Reducing the Constrained Multibody Dynamics Problem to the Solution of a System of ODEs via Velocity Partitioning and Lie Group Integration

In multibody dynamics, formulating the equations of motion in absolute Cartesian coordinates results in a set of index-3 differential algebraic equations (DAEs). In this work, we present an approach that bypasses the DAE problem by partitioning the velocities in the system into dependent and independent coordinates, thereby reducing the task of producing the time evolution of the mechanical system to one of solving a set of ordinary differential equations (ODEs). In this approach, the independent coordinates are integrated directly, while the dependent coordinates are recovered through the kinematic constraint equations at the position and velocity levels. Notably, Lie group integration is employed to directly obtain the orientation matrix A at each time step of the simulation. This eliminates the need to choose generalized coordinates to capture the orientation of a body, as the matrix A is a byproduct of the solution algorithm.
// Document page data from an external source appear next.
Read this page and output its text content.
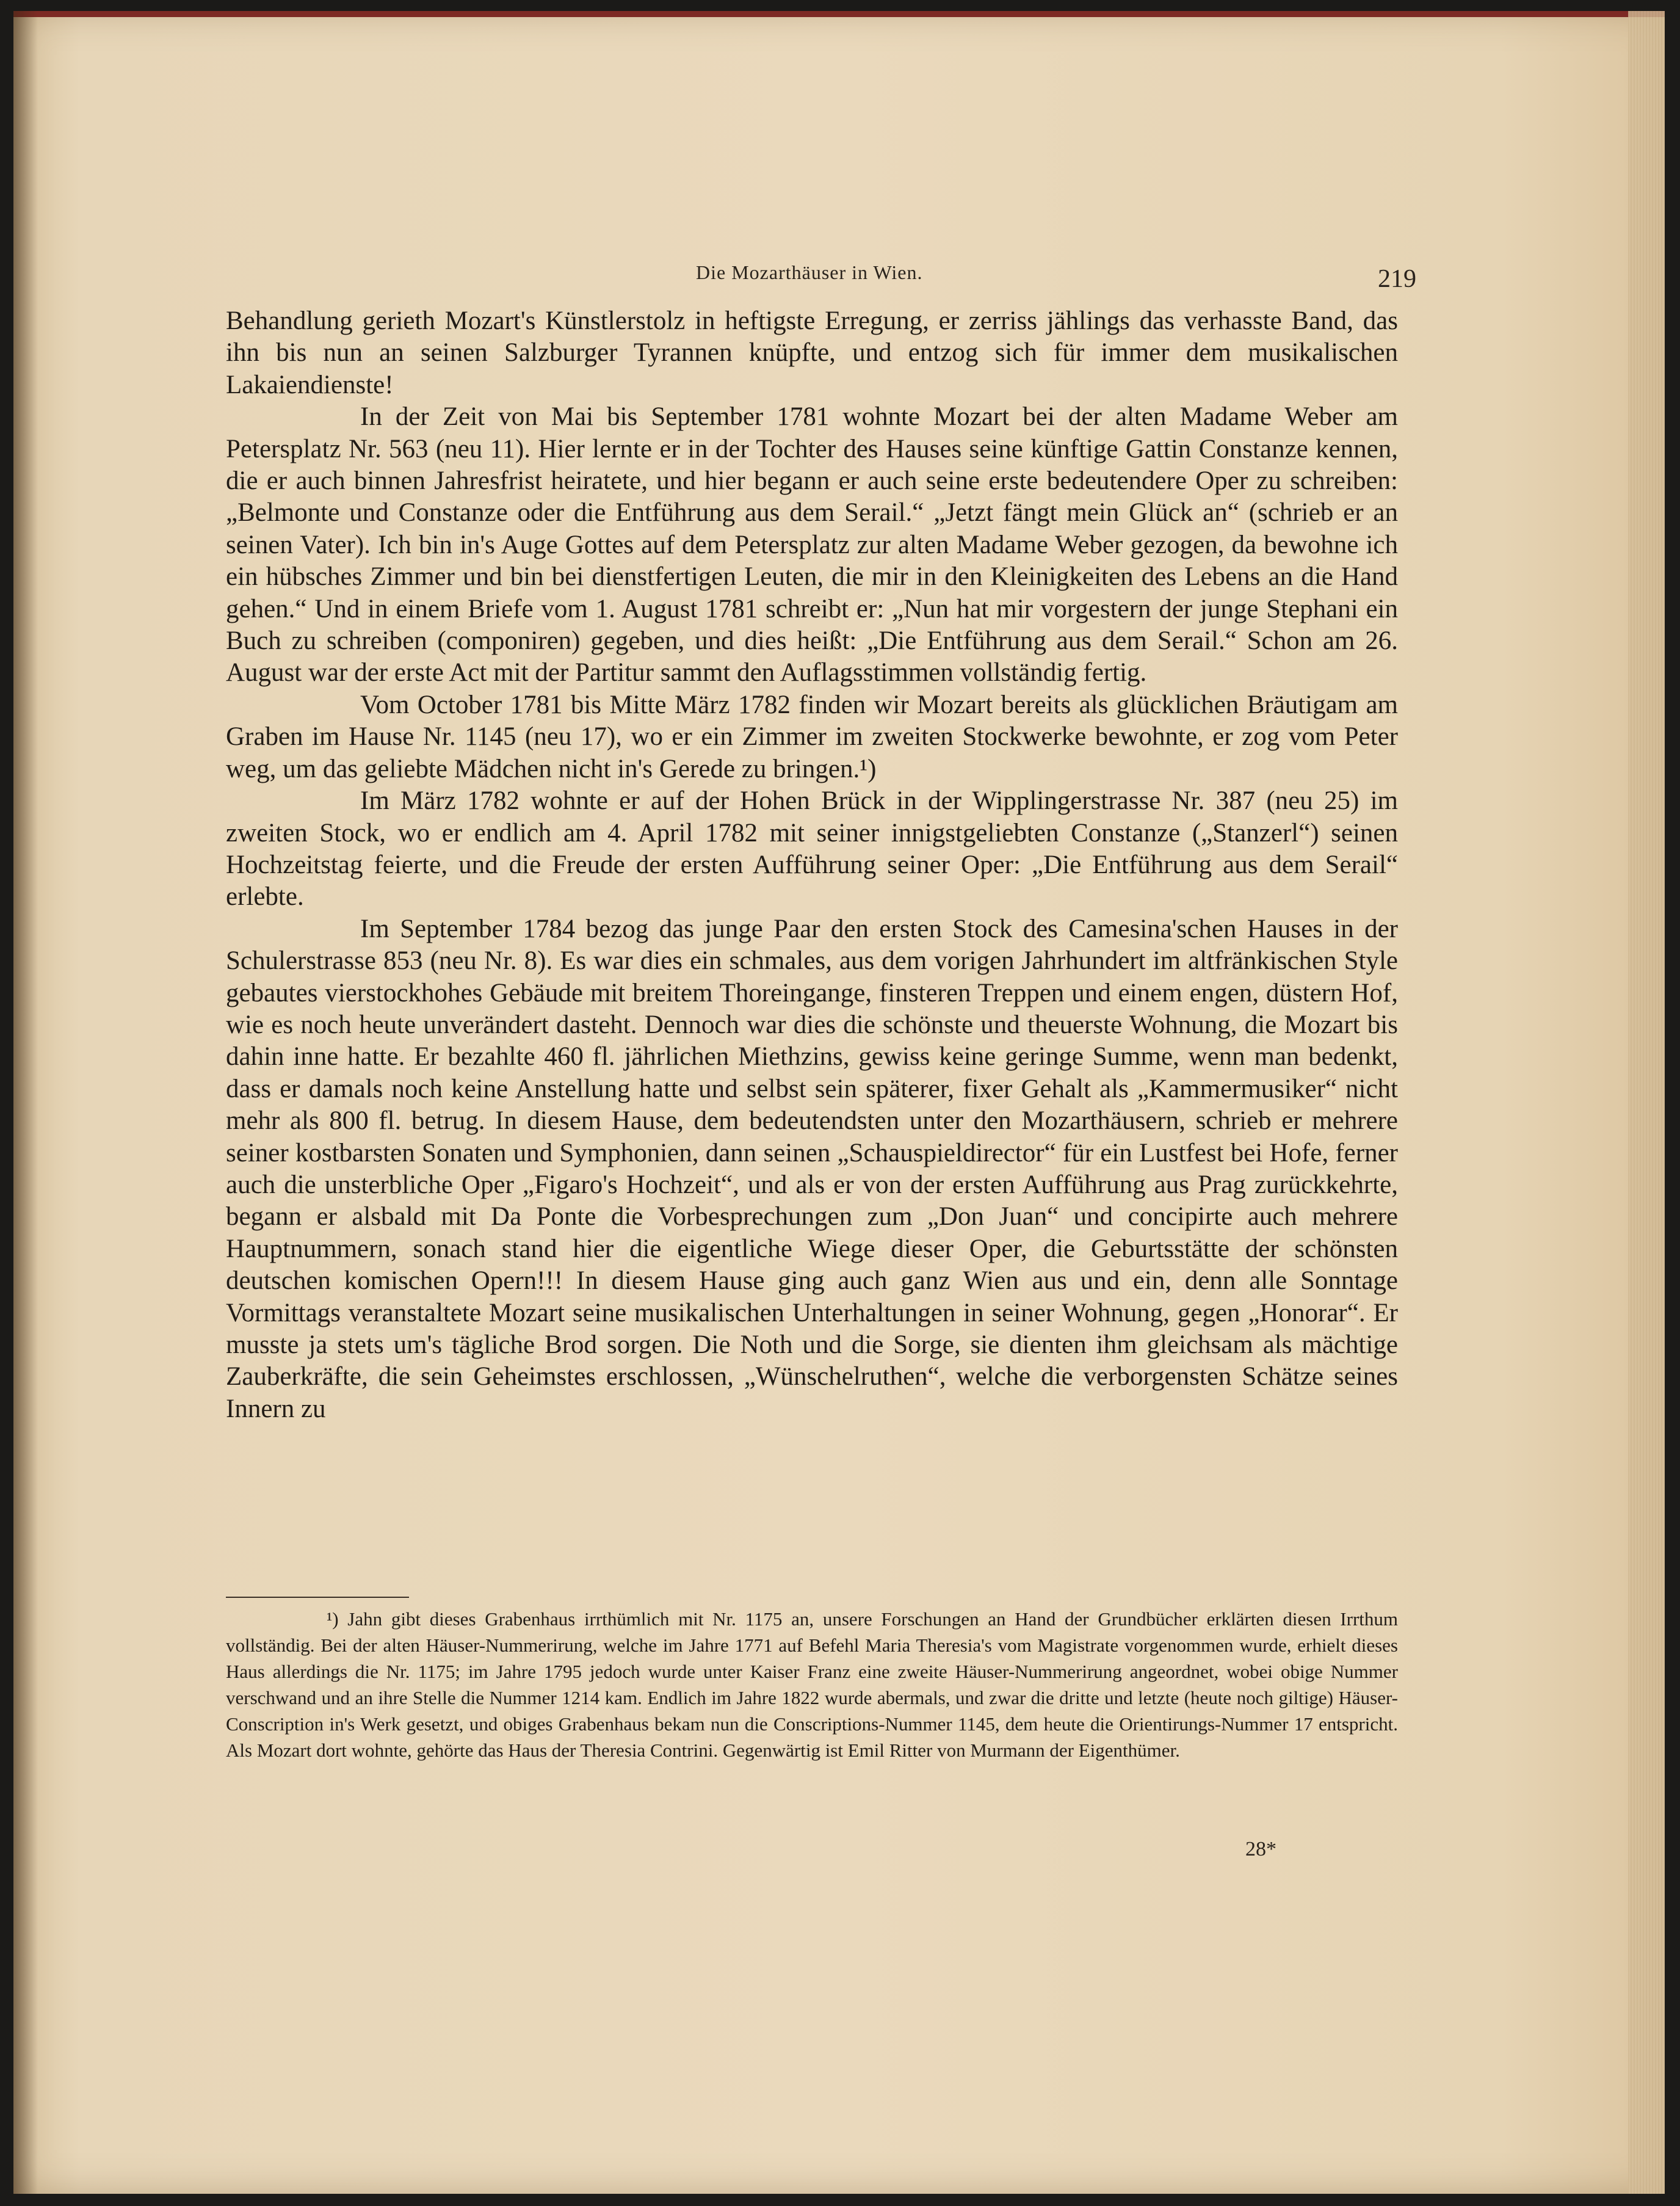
Die Mozarthäuser in Wien.	219

Behandlung gerieth Mozart's Künstlerstolz in heftigste Erregung, er zerriss jählings das verhasste Band, das ihn bis nun an seinen Salzburger Tyrannen knüpfte, und entzog sich für immer dem musikalischen Lakaiendienste!

In der Zeit von Mai bis September 1781 wohnte Mozart bei der alten Madame Weber am Petersplatz Nr. 563 (neu 11). Hier lernte er in der Tochter des Hauses seine künftige Gattin Constanze kennen, die er auch binnen Jahresfrist heiratete, und hier begann er auch seine erste bedeutendere Oper zu schreiben: „Belmonte und Constanze oder die Entführung aus dem Serail.“ „Jetzt fängt mein Glück an“ (schrieb er an seinen Vater). Ich bin in's Auge Gottes auf dem Petersplatz zur alten Madame Weber gezogen, da bewohne ich ein hübsches Zimmer und bin bei dienstfertigen Leuten, die mir in den Kleinigkeiten des Lebens an die Hand gehen.“ Und in einem Briefe vom 1. August 1781 schreibt er: „Nun hat mir vorgestern der junge Stephani ein Buch zu schreiben (componiren) gegeben, und dies heißt: „Die Entführung aus dem Serail.“ Schon am 26. August war der erste Act mit der Partitur sammt den Auflagsstimmen vollständig fertig.

Vom October 1781 bis Mitte März 1782 finden wir Mozart bereits als glücklichen Bräutigam am Graben im Hause Nr. 1145 (neu 17), wo er ein Zimmer im zweiten Stockwerke bewohnte, er zog vom Peter weg, um das geliebte Mädchen nicht in's Gerede zu bringen.¹)

Im März 1782 wohnte er auf der Hohen Brück in der Wipplingerstrasse Nr. 387 (neu 25) im zweiten Stock, wo er endlich am 4. April 1782 mit seiner innigstgeliebten Constanze („Stanzerl“) seinen Hochzeitstag feierte, und die Freude der ersten Aufführung seiner Oper: „Die Entführung aus dem Serail“ erlebte.

Im September 1784 bezog das junge Paar den ersten Stock des Camesina'schen Hauses in der Schulerstrasse 853 (neu Nr. 8). Es war dies ein schmales, aus dem vorigen Jahrhundert im altfränkischen Style gebautes vierstockhohes Gebäude mit breitem Thoreingange, finsteren Treppen und einem engen, düstern Hof, wie es noch heute unverändert dasteht. Dennoch war dies die schönste und theuerste Wohnung, die Mozart bis dahin inne hatte. Er bezahlte 460 fl. jährlichen Miethzins, gewiss keine geringe Summe, wenn man bedenkt, dass er damals noch keine Anstellung hatte und selbst sein späterer, fixer Gehalt als „Kammermusiker“ nicht mehr als 800 fl. betrug. In diesem Hause, dem bedeutendsten unter den Mozarthäusern, schrieb er mehrere seiner kostbarsten Sonaten und Symphonien, dann seinen „Schauspieldirector“ für ein Lustfest bei Hofe, ferner auch die unsterbliche Oper „Figaro's Hochzeit“, und als er von der ersten Aufführung aus Prag zurückkehrte, begann er alsbald mit Da Ponte die Vorbesprechungen zum „Don Juan“ und concipirte auch mehrere Hauptnummern, sonach stand hier die eigentliche Wiege dieser Oper, die Geburtsstätte der schönsten deutschen komischen Opern!!! In diesem Hause ging auch ganz Wien aus und ein, denn alle Sonntage Vormittags veranstaltete Mozart seine musikalischen Unterhaltungen in seiner Wohnung, gegen „Honorar“. Er musste ja stets um's tägliche Brod sorgen. Die Noth und die Sorge, sie dienten ihm gleichsam als mächtige Zauberkräfte, die sein Geheimstes erschlossen, „Wünschelruthen“, welche die verborgensten Schätze seines Innern zu

¹) Jahn gibt dieses Grabenhaus irrthümlich mit Nr. 1175 an, unsere Forschungen an Hand der Grundbücher erklärten diesen Irrthum vollständig. Bei der alten Häuser-Nummerirung, welche im Jahre 1771 auf Befehl Maria Theresia's vom Magistrate vorgenommen wurde, erhielt dieses Haus allerdings die Nr. 1175; im Jahre 1795 jedoch wurde unter Kaiser Franz eine zweite Häuser-Nummerirung angeordnet, wobei obige Nummer verschwand und an ihre Stelle die Nummer 1214 kam. Endlich im Jahre 1822 wurde abermals, und zwar die dritte und letzte (heute noch giltige) Häuser-Conscription in's Werk gesetzt, und obiges Grabenhaus bekam nun die Conscriptions-Nummer 1145, dem heute die Orientirungs-Nummer 17 entspricht. Als Mozart dort wohnte, gehörte das Haus der Theresia Contrini. Gegenwärtig ist Emil Ritter von Murmann der Eigenthümer.

28*
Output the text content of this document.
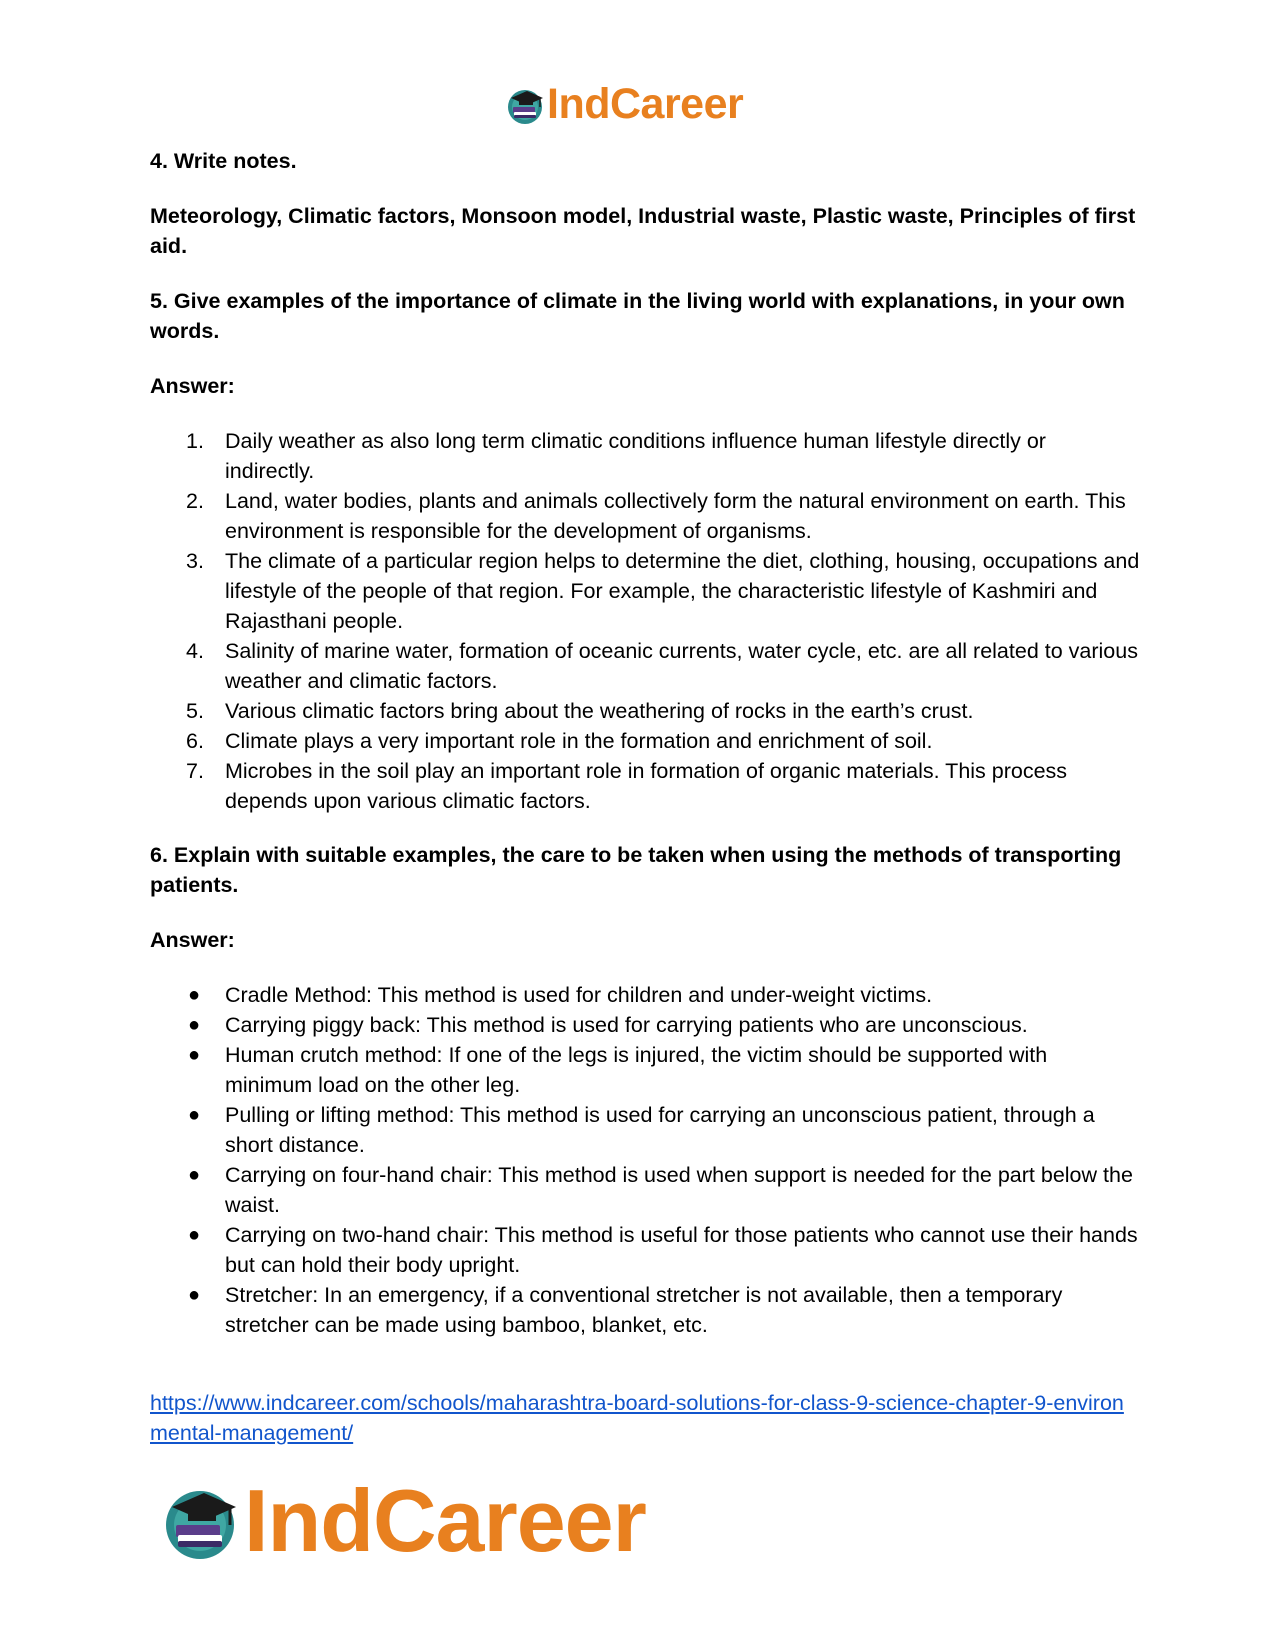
IndCareer

4. Write notes.

Meteorology, Climatic factors, Monsoon model, Industrial waste, Plastic waste, Principles of first aid.

5. Give examples of the importance of climate in the living world with explanations, in your own words.

Answer:

1. Daily weather as also long term climatic conditions influence human lifestyle directly or indirectly.
2. Land, water bodies, plants and animals collectively form the natural environment on earth. This environment is responsible for the development of organisms.
3. The climate of a particular region helps to determine the diet, clothing, housing, occupations and lifestyle of the people of that region. For example, the characteristic lifestyle of Kashmiri and Rajasthani people.
4. Salinity of marine water, formation of oceanic currents, water cycle, etc. are all related to various weather and climatic factors.
5. Various climatic factors bring about the weathering of rocks in the earth’s crust.
6. Climate plays a very important role in the formation and enrichment of soil.
7. Microbes in the soil play an important role in formation of organic materials. This process depends upon various climatic factors.

6. Explain with suitable examples, the care to be taken when using the methods of transporting patients.

Answer:

● Cradle Method: This method is used for children and under-weight victims.
● Carrying piggy back: This method is used for carrying patients who are unconscious.
● Human crutch method: If one of the legs is injured, the victim should be supported with minimum load on the other leg.
● Pulling or lifting method: This method is used for carrying an unconscious patient, through a short distance.
● Carrying on four-hand chair: This method is used when support is needed for the part below the waist.
● Carrying on two-hand chair: This method is useful for those patients who cannot use their hands but can hold their body upright.
● Stretcher: In an emergency, if a conventional stretcher is not available, then a temporary stretcher can be made using bamboo, blanket, etc.
https://www.indcareer.com/schools/maharashtra-board-solutions-for-class-9-science-chapter-9-environmental-management/
IndCareer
The approach is akin to the method presented in [1], which combines coordinate partitioning with an Euler parameter formulation. Herein, we outline the new approach and demonstrate it in conjunction with four mechanisms: a single pendulum, a double pendulum, a four-link mechanism, and a slider crank. We report on the convergence order behavior of the proposed method and a performance comparison with the solution introduced in [1]. The Python code developed to generate the reported results is open-source and available in a public repository for reproducibility studies [2].